Light is basically energy that travels in the form of a wave, and is made up of many colours. Every colour, therefore, is a form of energy, with each colour possessing its own frequency.
In chromotherapy, coloured light is shone or beamed onto the skin. Through this method, energy is "fed" to our aura, or energy field, and then transferred to our body. Our body recognises these wave forms and responds to them.
Different wavelengths of light (or different colours) are thought to have health benefits. Many health care practitioners administer coloured light therapy by way of lasers, lamps and LEDs. Over the years, many studies have been carried out to determine the most effective colours for treatments.
Doctors at Massachusetts General Hospital, for example, found that blue light, when beamed onto the bellies of patients, was effective at reducing the amount of Helicobacter pylori bacteria in the patients' stomachs by up to 99 per cent. Blue light has also been effective in the treatment of back pain, rheumatoid arthritis and acne.
In other studies, orange light helped with insomnia and balance problems; green light was effective in combating depression and healing wounds; red light targeted burns and hair loss; and pink light helped suppress aggressive behaviour.
The colour controversy
Despite its use in interior decorating and light-based treatments, colour therapy remains a contentious subject.
Dr Edward Shen, a registered psychologist at Matilda Medical Centre, says that colour therapy falls under the umbrella of "energy therapies" and, as with most other energy therapies, the scientific evidence that lends support to its effects is controversial.
This, he adds, is largely due to the fact that colour therapy operates on what is known as "subtle energy" - energy so low in intensity that it is not easily measurable without the most sensitive, up-to-date technology.
As a result, many health care professionals prefer to categorise coloured light therapy as a form of complementary or alternative medicine.
Sylvest says that psychological research mostly supports the short-term effects of colour on human behaviour, but not its long-term effects.

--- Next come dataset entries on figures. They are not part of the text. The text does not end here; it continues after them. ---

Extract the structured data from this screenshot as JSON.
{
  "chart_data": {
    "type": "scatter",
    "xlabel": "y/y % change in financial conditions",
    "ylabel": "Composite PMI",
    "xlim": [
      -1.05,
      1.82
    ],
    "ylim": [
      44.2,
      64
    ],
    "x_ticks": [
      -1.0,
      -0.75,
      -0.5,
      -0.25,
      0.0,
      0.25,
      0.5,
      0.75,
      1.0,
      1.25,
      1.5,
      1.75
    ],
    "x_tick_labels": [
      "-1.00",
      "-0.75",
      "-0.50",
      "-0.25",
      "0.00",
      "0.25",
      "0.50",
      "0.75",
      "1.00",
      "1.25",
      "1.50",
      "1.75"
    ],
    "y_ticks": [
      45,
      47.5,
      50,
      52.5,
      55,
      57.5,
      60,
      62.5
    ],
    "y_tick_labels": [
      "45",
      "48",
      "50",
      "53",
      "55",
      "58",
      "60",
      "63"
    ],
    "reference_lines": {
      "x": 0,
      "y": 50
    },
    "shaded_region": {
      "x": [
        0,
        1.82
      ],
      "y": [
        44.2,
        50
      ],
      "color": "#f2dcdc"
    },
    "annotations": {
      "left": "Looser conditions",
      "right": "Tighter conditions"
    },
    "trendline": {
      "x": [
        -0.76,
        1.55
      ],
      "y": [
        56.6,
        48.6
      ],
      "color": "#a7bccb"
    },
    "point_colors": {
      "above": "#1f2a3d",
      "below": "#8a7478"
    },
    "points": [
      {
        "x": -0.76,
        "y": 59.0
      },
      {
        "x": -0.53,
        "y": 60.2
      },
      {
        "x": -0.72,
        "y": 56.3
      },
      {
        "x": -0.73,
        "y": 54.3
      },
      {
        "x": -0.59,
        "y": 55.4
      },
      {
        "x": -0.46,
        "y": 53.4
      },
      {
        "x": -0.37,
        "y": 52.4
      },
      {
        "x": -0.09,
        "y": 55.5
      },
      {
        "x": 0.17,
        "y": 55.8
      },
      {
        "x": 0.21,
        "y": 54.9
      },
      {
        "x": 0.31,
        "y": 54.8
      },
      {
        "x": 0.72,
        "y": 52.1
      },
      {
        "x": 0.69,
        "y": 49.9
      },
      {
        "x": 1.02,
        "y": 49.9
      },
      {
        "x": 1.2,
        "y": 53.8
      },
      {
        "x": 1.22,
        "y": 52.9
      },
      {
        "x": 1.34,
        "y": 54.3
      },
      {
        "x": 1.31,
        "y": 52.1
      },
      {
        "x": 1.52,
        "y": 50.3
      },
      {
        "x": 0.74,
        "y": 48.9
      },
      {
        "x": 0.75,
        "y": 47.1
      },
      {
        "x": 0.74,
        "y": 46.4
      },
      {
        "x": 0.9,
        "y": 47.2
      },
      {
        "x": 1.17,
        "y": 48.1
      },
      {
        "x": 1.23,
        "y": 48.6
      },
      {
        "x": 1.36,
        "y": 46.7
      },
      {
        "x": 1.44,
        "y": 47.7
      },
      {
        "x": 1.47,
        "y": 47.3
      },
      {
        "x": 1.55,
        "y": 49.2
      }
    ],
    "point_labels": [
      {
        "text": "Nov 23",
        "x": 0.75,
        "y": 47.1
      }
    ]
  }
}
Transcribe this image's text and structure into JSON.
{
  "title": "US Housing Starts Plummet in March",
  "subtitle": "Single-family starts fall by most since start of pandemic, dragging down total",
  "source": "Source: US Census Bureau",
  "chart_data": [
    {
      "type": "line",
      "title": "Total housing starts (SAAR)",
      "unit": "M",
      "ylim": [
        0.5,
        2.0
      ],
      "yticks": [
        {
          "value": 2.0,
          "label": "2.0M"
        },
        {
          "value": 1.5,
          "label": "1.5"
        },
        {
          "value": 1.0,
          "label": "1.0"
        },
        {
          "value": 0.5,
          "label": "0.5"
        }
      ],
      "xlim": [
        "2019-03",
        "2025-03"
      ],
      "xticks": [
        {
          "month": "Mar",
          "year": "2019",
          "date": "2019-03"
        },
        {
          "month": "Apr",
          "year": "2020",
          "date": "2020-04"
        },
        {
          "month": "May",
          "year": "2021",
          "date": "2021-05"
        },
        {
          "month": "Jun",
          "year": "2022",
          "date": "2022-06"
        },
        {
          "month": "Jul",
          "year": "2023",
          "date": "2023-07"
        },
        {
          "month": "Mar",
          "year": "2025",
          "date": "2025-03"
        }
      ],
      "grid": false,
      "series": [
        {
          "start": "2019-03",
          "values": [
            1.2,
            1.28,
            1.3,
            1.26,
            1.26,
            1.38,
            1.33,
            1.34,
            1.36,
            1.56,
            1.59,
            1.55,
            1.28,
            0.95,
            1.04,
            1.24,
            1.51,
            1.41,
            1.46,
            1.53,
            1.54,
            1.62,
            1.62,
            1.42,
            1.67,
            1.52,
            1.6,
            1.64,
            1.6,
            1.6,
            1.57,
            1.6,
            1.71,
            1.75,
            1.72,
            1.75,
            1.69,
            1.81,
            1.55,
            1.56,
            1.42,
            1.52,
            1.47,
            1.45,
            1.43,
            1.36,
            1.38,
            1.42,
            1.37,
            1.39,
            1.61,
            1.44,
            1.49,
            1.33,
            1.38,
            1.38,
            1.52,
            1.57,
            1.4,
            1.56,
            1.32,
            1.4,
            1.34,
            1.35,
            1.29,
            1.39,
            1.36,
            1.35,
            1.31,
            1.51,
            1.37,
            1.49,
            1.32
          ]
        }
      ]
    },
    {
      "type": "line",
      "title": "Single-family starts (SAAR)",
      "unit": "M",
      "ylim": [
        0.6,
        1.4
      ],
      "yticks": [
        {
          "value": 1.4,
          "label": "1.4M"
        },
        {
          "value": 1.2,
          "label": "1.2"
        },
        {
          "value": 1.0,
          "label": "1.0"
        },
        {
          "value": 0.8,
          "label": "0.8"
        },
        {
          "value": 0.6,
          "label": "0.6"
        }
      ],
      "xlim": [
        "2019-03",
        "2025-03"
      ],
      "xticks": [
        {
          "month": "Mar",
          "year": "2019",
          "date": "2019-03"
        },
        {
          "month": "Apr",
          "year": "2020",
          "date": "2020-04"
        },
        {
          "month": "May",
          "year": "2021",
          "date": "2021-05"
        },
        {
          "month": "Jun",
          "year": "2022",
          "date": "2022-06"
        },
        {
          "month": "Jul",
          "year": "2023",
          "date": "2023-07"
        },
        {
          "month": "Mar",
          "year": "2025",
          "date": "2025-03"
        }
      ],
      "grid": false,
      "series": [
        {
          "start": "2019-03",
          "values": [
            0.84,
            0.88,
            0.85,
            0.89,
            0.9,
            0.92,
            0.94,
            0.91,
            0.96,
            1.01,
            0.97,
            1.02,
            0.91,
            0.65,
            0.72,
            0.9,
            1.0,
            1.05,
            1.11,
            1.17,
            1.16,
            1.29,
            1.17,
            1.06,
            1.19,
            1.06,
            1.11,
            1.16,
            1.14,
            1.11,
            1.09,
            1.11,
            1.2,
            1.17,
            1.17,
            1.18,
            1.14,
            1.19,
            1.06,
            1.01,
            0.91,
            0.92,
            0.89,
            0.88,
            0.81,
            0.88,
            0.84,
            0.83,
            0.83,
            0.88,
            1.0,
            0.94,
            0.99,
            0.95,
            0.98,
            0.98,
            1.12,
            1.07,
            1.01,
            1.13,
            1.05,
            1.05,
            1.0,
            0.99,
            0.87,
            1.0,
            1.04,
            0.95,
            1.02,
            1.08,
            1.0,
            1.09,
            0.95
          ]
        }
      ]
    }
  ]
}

However, William Ludlow, an American architect who in 1921 published a pioneering article called Colour in the Modern Hospital, would argue otherwise.
He stated: "The convalescent needs the therapeutic reaction of the positive colours that nature has spread so lavishly for her children.
"Our eyes were made to find rest and contentment in soft greens, pale blues, an occasional touch of red, but above all, the glorious golden yellow of the sunshine."